A deputada, única mulher na Mesa Diretora, relembra um episódio em que presidiu uma sessão da Câmara, em fevereiro. Na ocasião, aliados do governo e do ex-presidente Jair Bolsonaro começaram a discutir, a ponto de inviabilizar a sessão, e ignoraram o apelo da deputada para voltarem ao silêncio. “Eu queria muito acreditar que se fosse um homem ali seria a mesma coisa”, diz a parlamentar.
Atualmente, apenas 18% das cadeiras da Câmara são ocupadas por mulheres — 99 entre os 555 nomes que compõem a legislatura, considerando titulares e suplentes.
No Senado, são 16 mulheres entre 81 senadores (19,75%). Isso contrasta com os 51,5% da população brasileira que é feminina, segundo o IBGE.
O que é violência política de gênero?
Segundo a Secretaria da Mulher, a violência política de gênero pode ser caracterizada como todo e qualquer ato com o objetivo de excluir a mulher do espaço político, impedir ou restringir seu acesso ou induzi-la a tomar decisões contrárias à sua vontade.
As mulheres podem sofrer violência quando concorrem, já eleitas e também durante o mandato.
A violência pode ocorrer tanto no meio virtual (com ataques em suas páginas, fake news e deepfakes) quanto nas ruas, quando são vítimas de agressões de eleitores. Além disso, a violência pode ocorrer, inclusive, dentro de casa.
Como denunciar? Na Central de Atendimento à Mulher – Ligue 180. O serviço também fornece informações sobre os direitos da mulher, como os locais de atendimento mais próximos e apropriados para cada caso.
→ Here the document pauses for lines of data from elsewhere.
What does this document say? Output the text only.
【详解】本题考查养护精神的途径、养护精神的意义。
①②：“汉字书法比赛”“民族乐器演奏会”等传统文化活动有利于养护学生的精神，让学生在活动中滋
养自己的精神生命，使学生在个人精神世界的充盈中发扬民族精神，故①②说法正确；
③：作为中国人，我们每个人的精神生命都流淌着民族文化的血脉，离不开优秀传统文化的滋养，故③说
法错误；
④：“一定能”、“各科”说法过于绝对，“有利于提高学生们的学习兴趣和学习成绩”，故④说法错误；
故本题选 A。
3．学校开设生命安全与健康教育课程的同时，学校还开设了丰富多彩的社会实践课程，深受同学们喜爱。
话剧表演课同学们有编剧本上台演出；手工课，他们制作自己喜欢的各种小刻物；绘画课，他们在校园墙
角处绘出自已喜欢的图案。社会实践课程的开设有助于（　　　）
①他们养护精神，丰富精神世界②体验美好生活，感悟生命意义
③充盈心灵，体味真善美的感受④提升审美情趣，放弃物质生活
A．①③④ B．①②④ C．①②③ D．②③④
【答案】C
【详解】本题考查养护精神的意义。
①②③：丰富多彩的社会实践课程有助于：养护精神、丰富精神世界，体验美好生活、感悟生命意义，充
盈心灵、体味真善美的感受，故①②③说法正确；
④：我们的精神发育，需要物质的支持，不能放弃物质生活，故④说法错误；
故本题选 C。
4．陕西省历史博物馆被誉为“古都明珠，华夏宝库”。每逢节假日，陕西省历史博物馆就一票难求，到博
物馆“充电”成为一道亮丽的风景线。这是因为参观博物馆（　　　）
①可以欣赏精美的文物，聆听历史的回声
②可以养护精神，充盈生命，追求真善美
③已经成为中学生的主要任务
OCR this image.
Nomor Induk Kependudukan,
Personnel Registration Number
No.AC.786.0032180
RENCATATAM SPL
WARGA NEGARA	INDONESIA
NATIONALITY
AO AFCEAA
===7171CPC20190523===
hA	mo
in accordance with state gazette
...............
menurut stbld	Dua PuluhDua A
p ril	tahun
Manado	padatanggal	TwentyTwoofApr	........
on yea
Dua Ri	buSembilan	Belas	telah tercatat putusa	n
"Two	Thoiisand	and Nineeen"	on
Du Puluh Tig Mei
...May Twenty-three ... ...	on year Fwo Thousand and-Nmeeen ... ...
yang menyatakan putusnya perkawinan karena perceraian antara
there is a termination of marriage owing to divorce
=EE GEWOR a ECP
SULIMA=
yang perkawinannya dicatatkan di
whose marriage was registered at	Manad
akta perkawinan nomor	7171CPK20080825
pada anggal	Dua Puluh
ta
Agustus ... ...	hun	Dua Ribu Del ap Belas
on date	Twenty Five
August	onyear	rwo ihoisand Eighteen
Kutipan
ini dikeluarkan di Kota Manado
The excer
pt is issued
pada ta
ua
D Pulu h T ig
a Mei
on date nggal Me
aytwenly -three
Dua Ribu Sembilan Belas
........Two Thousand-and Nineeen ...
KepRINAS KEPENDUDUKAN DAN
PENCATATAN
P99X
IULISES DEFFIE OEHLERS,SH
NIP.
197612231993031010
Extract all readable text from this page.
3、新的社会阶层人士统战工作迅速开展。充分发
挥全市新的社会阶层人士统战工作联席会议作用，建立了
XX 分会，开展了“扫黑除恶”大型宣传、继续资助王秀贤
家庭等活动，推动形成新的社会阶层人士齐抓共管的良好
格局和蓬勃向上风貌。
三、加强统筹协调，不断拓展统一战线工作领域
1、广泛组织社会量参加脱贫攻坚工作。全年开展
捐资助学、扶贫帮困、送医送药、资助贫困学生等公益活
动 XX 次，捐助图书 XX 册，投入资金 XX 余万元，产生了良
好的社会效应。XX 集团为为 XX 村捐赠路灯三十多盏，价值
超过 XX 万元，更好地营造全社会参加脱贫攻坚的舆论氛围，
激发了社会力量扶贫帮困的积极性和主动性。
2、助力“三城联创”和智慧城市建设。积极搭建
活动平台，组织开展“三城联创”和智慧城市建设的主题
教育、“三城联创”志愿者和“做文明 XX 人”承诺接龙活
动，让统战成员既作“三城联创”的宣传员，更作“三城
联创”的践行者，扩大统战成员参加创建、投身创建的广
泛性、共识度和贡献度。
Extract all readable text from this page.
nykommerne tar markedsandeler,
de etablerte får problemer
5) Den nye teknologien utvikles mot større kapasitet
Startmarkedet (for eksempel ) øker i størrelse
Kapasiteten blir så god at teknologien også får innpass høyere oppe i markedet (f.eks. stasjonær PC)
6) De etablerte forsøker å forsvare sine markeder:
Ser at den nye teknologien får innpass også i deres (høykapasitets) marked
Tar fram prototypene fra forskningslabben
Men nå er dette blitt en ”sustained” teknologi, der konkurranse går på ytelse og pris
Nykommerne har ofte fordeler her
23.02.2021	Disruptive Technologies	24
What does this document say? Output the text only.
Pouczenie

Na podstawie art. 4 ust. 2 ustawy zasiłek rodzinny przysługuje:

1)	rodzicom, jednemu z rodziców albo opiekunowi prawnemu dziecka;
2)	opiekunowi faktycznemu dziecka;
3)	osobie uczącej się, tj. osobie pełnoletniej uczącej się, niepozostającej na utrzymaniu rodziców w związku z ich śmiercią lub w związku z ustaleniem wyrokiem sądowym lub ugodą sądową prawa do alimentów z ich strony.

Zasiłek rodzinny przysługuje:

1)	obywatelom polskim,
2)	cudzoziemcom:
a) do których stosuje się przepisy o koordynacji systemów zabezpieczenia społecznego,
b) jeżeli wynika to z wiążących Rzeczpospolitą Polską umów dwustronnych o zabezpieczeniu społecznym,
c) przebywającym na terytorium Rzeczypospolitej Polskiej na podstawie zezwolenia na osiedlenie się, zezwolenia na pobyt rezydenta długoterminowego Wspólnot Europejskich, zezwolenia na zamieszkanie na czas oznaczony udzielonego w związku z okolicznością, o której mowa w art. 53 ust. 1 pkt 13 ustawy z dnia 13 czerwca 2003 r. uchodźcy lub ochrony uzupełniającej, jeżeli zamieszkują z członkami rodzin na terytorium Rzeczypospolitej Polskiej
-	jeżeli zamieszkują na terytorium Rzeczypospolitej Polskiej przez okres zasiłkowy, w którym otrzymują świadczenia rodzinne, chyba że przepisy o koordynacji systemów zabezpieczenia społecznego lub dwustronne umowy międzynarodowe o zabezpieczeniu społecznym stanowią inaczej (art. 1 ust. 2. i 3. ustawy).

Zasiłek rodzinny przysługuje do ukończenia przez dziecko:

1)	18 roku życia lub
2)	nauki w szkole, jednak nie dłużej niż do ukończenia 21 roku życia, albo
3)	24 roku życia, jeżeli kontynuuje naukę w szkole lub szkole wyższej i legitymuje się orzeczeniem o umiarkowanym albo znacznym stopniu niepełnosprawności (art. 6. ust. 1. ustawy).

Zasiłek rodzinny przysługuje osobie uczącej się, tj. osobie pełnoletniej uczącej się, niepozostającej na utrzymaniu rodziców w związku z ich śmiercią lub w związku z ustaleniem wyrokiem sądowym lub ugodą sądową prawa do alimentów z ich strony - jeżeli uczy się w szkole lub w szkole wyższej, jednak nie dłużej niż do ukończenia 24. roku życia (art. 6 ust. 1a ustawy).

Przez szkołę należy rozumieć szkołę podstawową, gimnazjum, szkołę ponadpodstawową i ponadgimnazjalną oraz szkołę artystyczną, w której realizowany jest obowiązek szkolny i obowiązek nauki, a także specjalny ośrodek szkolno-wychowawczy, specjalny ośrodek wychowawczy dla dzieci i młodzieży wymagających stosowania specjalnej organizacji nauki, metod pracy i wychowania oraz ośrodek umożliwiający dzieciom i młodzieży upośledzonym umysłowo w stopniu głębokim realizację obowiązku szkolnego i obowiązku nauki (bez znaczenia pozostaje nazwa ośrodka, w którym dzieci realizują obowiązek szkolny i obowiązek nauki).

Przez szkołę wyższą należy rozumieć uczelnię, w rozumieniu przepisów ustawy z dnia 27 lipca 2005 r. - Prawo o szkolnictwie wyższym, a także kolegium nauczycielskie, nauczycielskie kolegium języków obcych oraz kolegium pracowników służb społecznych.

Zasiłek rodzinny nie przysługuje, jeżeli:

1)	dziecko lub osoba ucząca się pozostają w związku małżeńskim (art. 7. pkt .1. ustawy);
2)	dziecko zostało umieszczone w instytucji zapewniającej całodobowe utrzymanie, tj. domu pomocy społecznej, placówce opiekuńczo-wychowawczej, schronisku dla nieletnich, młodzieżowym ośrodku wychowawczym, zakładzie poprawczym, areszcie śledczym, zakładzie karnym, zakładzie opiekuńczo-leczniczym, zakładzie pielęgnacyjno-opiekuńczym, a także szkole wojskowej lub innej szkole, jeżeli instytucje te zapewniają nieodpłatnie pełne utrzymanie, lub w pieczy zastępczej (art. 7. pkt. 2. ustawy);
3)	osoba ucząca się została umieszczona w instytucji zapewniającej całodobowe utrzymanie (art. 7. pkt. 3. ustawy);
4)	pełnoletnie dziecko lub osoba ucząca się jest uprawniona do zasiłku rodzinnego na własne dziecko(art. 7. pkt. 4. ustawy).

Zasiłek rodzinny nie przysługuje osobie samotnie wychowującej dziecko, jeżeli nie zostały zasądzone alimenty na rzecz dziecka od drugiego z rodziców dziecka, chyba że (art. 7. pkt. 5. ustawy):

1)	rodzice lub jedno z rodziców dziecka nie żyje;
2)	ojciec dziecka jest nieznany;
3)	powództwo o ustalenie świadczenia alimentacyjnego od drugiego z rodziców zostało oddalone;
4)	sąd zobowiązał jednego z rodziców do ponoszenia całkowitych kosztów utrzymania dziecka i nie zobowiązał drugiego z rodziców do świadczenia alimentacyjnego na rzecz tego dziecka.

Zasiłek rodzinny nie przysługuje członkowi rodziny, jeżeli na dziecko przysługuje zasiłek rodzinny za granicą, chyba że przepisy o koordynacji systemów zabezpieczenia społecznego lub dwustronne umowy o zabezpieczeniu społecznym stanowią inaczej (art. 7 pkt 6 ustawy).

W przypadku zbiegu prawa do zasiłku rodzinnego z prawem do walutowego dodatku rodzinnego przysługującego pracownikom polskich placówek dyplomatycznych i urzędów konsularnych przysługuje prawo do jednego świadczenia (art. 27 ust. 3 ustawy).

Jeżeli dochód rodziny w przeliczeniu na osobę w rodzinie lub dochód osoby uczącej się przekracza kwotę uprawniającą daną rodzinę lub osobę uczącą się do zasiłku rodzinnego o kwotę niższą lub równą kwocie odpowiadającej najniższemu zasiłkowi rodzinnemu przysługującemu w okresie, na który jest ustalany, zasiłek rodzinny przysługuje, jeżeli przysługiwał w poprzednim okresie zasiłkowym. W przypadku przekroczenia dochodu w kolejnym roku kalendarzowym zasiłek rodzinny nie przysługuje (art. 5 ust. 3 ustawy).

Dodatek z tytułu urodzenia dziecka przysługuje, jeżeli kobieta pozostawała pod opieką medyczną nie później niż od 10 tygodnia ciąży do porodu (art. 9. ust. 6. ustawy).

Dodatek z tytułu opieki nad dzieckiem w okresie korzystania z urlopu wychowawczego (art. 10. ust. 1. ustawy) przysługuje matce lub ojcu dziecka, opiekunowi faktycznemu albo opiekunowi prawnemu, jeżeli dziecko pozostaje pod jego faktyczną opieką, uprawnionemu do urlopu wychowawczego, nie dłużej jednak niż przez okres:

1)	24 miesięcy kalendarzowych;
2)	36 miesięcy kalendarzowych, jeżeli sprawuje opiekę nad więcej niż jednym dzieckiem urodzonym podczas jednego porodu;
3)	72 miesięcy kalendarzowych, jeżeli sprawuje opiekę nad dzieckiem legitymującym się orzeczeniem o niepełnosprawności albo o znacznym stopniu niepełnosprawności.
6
A ligação é gratuita e o serviço funciona 24 horas por dia, todos os dias da semana, em todo o território nacional.
‘Já fui agredida fisicamente’
Com 34 anos de mandato, a deputada Jandira Feghali (PCdoB-RJ) afirma que já enfrentou agressões físicas e ameaças dentro do Congresso. “É desenergizante. Esse tipo de violência desgasta nossa energia, que deveria estar sendo gasta com a política. A violência de gênero sempre existiu, mas antes não era nomeada.”
Em uma sessão recente da Comissão de Cultura, Jandira foi ameaçada pelo deputado Paulo Bilynskyj (PL-SP), que afirmou que, fora do parlamento, bastaria “prender ou atirar” em quem discordasse.
Ela também relatou que projetos com a palavra “gênero” sofrem rejeição automática: “Nem mesmo quando se trata de ‘gênero alimentício’. Eles não aceitam nem o vocabulário.”
‘Querem nos desqualificar’
A deputada Rosana Valle (PL-SP) afirma que já foi descredibilizada por colegas em reuniões da Comissão de Viação e Transportes, por ser mulher em um ambiente tradicionalmente masculino. “Às vezes não vem com grito, mas com desdém. Interrupções, explicações desnecessárias, tentativas de desqualificar o que acabamos de falar.”
Ela defende cotas temporárias para mulheres, inclusive na ocupação de cadeiras no Congresso, e não apenas na disputa eleitoral. “Nós queremos ser eleitas pela nossa capacidade, mas o ambiente precisa deixar isso possível.”
Lugar simbólico
A senadora Daniella Ribeiro (PP-PB) menciona que durante eventos parlamentares, organizadores já pediram que ela cedesse o lugar para um homem. As situações ocorriam mesmo quando a paraibana ocupava cargos mais elevados.
“Eu respondo ‘não vou me levantar’, sou incisiva. Mas, perdemos o debate do evento, ficamos nos questionando o motivo da interrupção. ‘Por que só com a mulher?’”, questiona a senadora.
A paraibana, que presidiu a Comissão Mista Orçamentária, conta que também sofreu machismo quando relatou, durante o governo Bolsonaro, um projeto que mudava a outorga de concessões na telecomunicação.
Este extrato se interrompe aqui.